When the business grew, they took their workshop to Poblado. After a while, they decided they wanted to open the house to the public and began raising funds with underground parties and get-togethers.
Finally, with three business partners total (an artist, a designer, and a businessman) they opened their house to the public!
Since then, you can officially go Tuesday-Saturday starting at 4 p.m. It’s located on Vía Provenza (Carrera 35) in Poblado (diagonal from Naan).
Their ideal crowd is artistic, or interested in art, music and around thirty, though they told me, between chuckles, that their menu seems to bring in a range of customers from twenty-somethings to sixty-somethings.
The space is grungy and urban, with graffiti murals painted throughout the patio. They are also pet-friendly (really, pet lovers) and have good Wi-Fi. The music they play is, for the most part, less commercial ranging from rock to indie, some classics (I got movin’ to an MJ song for sure) and more.
When I visited, I spoke at length with Eduardo, and briefly with Alejandro who told me:
“We opened a place that is, more than unique, absolutely faithful to who we are. We don’t sell our ideas as different, they’re just entirely true to us.”
Art and Music Events
The place itself is very charming, fun to be in, young, and alternative. But more than the place itself, it’s the purpose that draws attention: a bar for art, music, and people with no domain and great creativity.
The events are faithful to this idea. The bar has permanent art exhibitions that change every month, for which they’re always receiving artists’ offers, weekly live music night on Thursdays, a live electronic DJ on weekends and monthly “Música y Muro” events in which local artists paint a mural inside the bar, and anyone can enjoy the show while having a drink.
They are even hoping to get their printing events up and going again. During these occasions, you can take a t-shirt to Sindomninio and have it printed with any of their styles offered, and since the technique is manual, it’s always unique.
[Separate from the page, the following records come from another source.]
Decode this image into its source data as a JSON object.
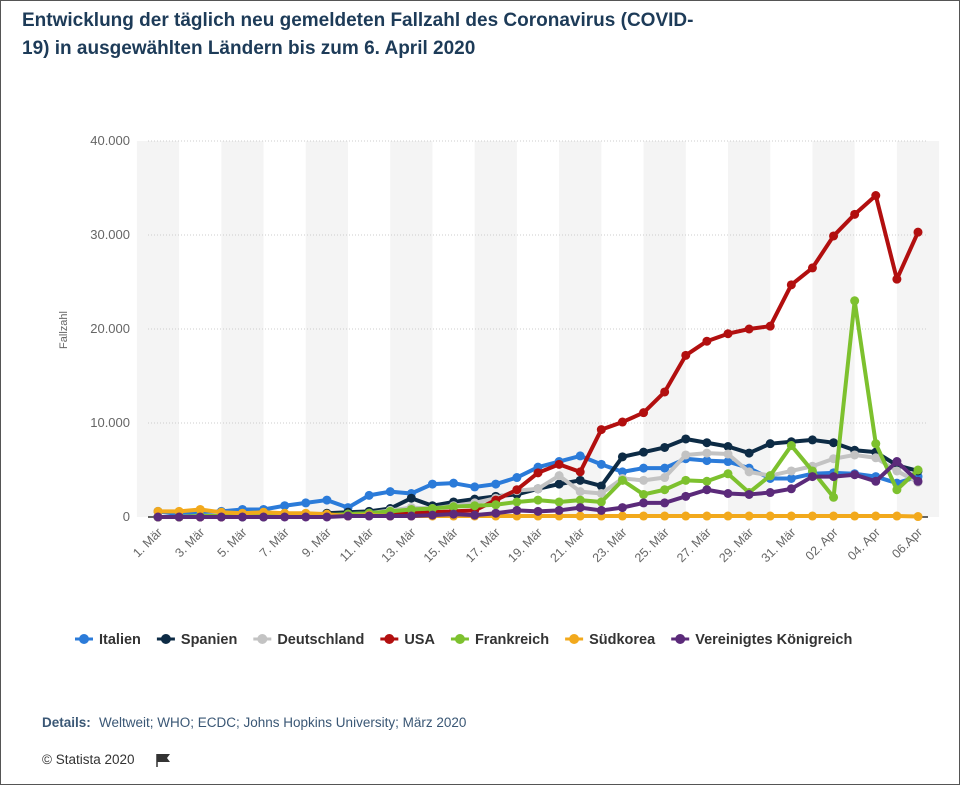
{
  "chart_data": {
    "type": "line",
    "title": [
      "Entwicklung der täglich neu gemeldeten Fallzahl des Coronavirus (COVID-",
      "19) in ausgewählten Ländern bis zum 6. April 2020"
    ],
    "y_label": "Fallzahl",
    "categories": [
      "1. Mär",
      null,
      "3. Mär",
      null,
      "5. Mär",
      null,
      "7. Mär",
      null,
      "9. Mär",
      null,
      "11. Mär",
      null,
      "13. Mär",
      null,
      "15. Mär",
      null,
      "17. Mär",
      null,
      "19. Mär",
      null,
      "21. Mär",
      null,
      "23. Mär",
      null,
      "25. Mär",
      null,
      "27. Mär",
      null,
      "29. Mär",
      null,
      "31. Mär",
      null,
      "02. Apr",
      null,
      "04. Apr",
      null,
      "06.Apr"
    ],
    "ylim": [
      0,
      40000
    ],
    "yticks": [
      0,
      {
        "value": 10000,
        "label": "10.000"
      },
      {
        "value": 20000,
        "label": "20.000"
      },
      {
        "value": 30000,
        "label": "30.000"
      },
      {
        "value": 40000,
        "label": "40.000"
      }
    ],
    "grid": true,
    "series": [
      {
        "name": "Italien",
        "color": "#2b7bd9",
        "values": [
          600,
          300,
          500,
          600,
          800,
          800,
          1200,
          1500,
          1800,
          1000,
          2300,
          2700,
          2500,
          3500,
          3600,
          3200,
          3500,
          4200,
          5300,
          5900,
          6500,
          5600,
          4800,
          5200,
          5200,
          6200,
          6000,
          5900,
          5200,
          4100,
          4100,
          4600,
          4700,
          4600,
          4300,
          3600,
          4300
        ]
      },
      {
        "name": "Spanien",
        "color": "#0d2b45",
        "values": [
          0,
          0,
          0,
          0,
          0,
          0,
          100,
          100,
          400,
          500,
          600,
          900,
          2000,
          1200,
          1600,
          1900,
          2200,
          2400,
          3000,
          3500,
          3900,
          3300,
          6400,
          6900,
          7400,
          8300,
          7900,
          7500,
          6800,
          7800,
          8000,
          8200,
          7900,
          7100,
          6900,
          5500,
          4900
        ]
      },
      {
        "name": "Deutschland",
        "color": "#c3c3c3",
        "values": [
          0,
          0,
          100,
          200,
          100,
          200,
          100,
          300,
          100,
          300,
          400,
          700,
          1000,
          900,
          1200,
          1500,
          2000,
          2800,
          3000,
          4400,
          2700,
          2500,
          4100,
          3900,
          4200,
          6600,
          6800,
          6700,
          4800,
          4400,
          4900,
          5400,
          6200,
          6600,
          6300,
          4900,
          3700
        ]
      },
      {
        "name": "USA",
        "color": "#b20f0f",
        "values": [
          0,
          0,
          0,
          0,
          100,
          100,
          100,
          100,
          100,
          200,
          300,
          300,
          400,
          500,
          600,
          700,
          1800,
          2900,
          4700,
          5600,
          4800,
          9300,
          10100,
          11100,
          13300,
          17200,
          18700,
          19500,
          20000,
          20300,
          24700,
          26500,
          29900,
          32200,
          34200,
          25300,
          30300
        ]
      },
      {
        "name": "Frankreich",
        "color": "#7dc12e",
        "values": [
          0,
          0,
          100,
          100,
          200,
          100,
          200,
          300,
          200,
          300,
          400,
          600,
          800,
          900,
          1100,
          1200,
          1300,
          1600,
          1800,
          1600,
          1800,
          1600,
          3900,
          2400,
          2900,
          3900,
          3800,
          4600,
          2600,
          4400,
          7600,
          4900,
          2100,
          23000,
          7800,
          2900,
          5000
        ]
      },
      {
        "name": "Südkorea",
        "color": "#f2a91c",
        "values": [
          600,
          600,
          800,
          500,
          400,
          500,
          400,
          400,
          300,
          100,
          200,
          100,
          100,
          100,
          100,
          100,
          100,
          100,
          100,
          100,
          100,
          100,
          100,
          100,
          100,
          100,
          100,
          100,
          100,
          100,
          100,
          100,
          100,
          100,
          100,
          100,
          50
        ]
      },
      {
        "name": "Vereinigtes Königreich",
        "color": "#5b2a7a",
        "values": [
          0,
          0,
          0,
          0,
          0,
          0,
          0,
          0,
          0,
          100,
          100,
          100,
          100,
          200,
          300,
          200,
          400,
          700,
          600,
          700,
          1000,
          700,
          1000,
          1500,
          1500,
          2200,
          2900,
          2500,
          2400,
          2600,
          3000,
          4300,
          4300,
          4500,
          3800,
          5900,
          3800
        ]
      }
    ],
    "details_label": "Details:",
    "details": "Weltweit; WHO; ECDC; Johns Hopkins University; März 2020",
    "copyright": "© Statista 2020"
  }
}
Sindominio prides itself on being a place where they offer as many local products as possible, starting with, of course, their prints on t-shirts, cushions and bags. They also offer gourmet dog food for your pup from Apetit.
Their t-shirt and bag designs are pop-art inspired with original ideas and text. Their online store is a bit bare for now (with all this business opening ordeal) but they’re for sale at several design stores in the city, or you can email them at firstname.lastname@example.org.
Sindominio has a variety of cocktails from Bloody Marys to the classic Old Fashioned, and some named after their own designs like the “Amor Fogoso,” among many others, equally mouth-watering.
I am a big fan of their craft beer which is a type of toasted pale ale, with a red ale coming soon.
For food, the menu was created for the bar by a local chef and includes three items from their Bite The Dog collection- honestly the best hot dog I’ve had in Medellín- with bread from a Manila bakery, and sausages made locally as well, these are accompanied by rustic potato chips, ketchup and garlic and basil mayonnaise.
I loved the hot dogs, they’re really great beer food, but if you’re in the mood for something smaller, try the Yam Balls (bolitas de ñame). They are fried balls of yam (of course) covered with a light batter and aren’t greasy or heavy at all. They make a great snack!
I know there are a lot of places in Poblado, and in Medellín in general, that finding a place to go at night and going back a second time isn’t always likely. When there’s so much demand, the competition gets real.
However, if this place can be the niche for struggling artists and creative people of Medellín, it would fulfill its purpose.
I learned, when visiting, that their aim isn’t to be the best bar in Medellín, it’s to be the home of all the Medellín people with no domain.